Navegar contra el viento. O las perspectivas de América Latina en la era de la información

Authors

  • Fernando Calderón Universidad Nacional de San Martín

Abstract

This paper is a synthesis of the main trends found in a research on multiculturalism, development and politics. Eleven national studies were conducted, besides sharing and discussing a cognitive map of the problem; four research issues were promoted, all of them closely linked both by the capacity of action of development actors and by the particular historical processes of each country. The dynamics of economic development and its relationship with human development were studied, and both types of development were linked with techno-informational and cultural changes experienced by each country. It is also assumed that the strength of the various political orientations and socio-cultural conflicts in each one of them organized their development models. The study did not reach all Latin American and Caribbean cases that warrant such a claim, but moved toward a relatively representative picture, certainly incomplete. Also it must be taken into account that processes are nationally different and that an accurate understanding needs to refer to the case studies.

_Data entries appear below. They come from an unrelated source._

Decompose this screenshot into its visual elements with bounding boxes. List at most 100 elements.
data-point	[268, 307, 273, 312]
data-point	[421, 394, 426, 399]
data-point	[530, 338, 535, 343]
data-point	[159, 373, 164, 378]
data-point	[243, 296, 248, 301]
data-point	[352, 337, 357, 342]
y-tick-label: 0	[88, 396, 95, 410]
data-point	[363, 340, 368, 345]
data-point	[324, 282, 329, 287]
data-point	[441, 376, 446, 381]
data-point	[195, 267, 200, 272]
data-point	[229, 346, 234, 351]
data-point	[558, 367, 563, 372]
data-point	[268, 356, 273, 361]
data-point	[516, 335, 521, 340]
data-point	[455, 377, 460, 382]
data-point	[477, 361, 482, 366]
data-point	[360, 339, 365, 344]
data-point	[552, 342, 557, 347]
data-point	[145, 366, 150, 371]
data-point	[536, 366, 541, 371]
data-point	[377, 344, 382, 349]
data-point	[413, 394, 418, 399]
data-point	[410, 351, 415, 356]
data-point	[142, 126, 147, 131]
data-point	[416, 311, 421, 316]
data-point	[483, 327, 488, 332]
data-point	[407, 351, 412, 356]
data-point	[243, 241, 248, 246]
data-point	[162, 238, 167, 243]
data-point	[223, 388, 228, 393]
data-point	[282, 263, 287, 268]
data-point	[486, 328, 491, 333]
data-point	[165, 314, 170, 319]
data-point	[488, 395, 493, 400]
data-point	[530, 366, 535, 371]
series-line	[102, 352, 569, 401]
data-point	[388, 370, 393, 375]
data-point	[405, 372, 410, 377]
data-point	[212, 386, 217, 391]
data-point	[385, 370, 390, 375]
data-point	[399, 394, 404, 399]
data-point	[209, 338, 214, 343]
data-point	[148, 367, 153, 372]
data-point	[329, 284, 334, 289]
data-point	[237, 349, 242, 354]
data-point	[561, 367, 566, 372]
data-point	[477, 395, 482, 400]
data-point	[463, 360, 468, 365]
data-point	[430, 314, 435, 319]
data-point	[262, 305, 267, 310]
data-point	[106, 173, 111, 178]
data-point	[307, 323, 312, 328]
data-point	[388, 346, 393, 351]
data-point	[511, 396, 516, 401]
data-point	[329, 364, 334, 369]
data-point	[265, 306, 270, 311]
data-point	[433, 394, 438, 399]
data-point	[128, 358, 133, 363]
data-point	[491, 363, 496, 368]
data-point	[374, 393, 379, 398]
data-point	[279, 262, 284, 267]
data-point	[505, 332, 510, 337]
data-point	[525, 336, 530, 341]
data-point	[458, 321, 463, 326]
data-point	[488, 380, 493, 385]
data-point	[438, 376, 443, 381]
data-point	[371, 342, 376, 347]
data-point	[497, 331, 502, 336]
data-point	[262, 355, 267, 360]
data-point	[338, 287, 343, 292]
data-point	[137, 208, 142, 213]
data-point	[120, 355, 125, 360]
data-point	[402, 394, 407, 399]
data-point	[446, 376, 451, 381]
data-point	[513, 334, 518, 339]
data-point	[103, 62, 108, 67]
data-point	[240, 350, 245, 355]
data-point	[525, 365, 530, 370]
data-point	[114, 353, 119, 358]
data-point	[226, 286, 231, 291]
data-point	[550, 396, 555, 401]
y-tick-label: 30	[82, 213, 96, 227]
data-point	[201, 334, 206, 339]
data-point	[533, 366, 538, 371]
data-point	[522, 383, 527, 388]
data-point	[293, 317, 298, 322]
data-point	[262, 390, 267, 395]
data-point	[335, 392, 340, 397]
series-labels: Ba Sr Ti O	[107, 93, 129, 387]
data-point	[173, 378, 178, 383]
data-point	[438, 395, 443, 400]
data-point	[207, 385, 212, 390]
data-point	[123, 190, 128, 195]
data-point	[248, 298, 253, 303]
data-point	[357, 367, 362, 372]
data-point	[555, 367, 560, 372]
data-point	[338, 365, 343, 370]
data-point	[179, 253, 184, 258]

It is a diverse national reality that nevertheless shares a number of problems, challenges and common options. There are three issues combined in this study: the central role of social conflict and power in human development, the conditioning character of informational development and the central role played in them by the cultural idea of a dignified life. The dignified life was interpreted as the indivisibility of human rights and as the foundation of freedom and justice and consequently of human development. The dignity underlies the very idea of real freedom. It would be a sustenance of life values, therefore of intercultural sustainability of development.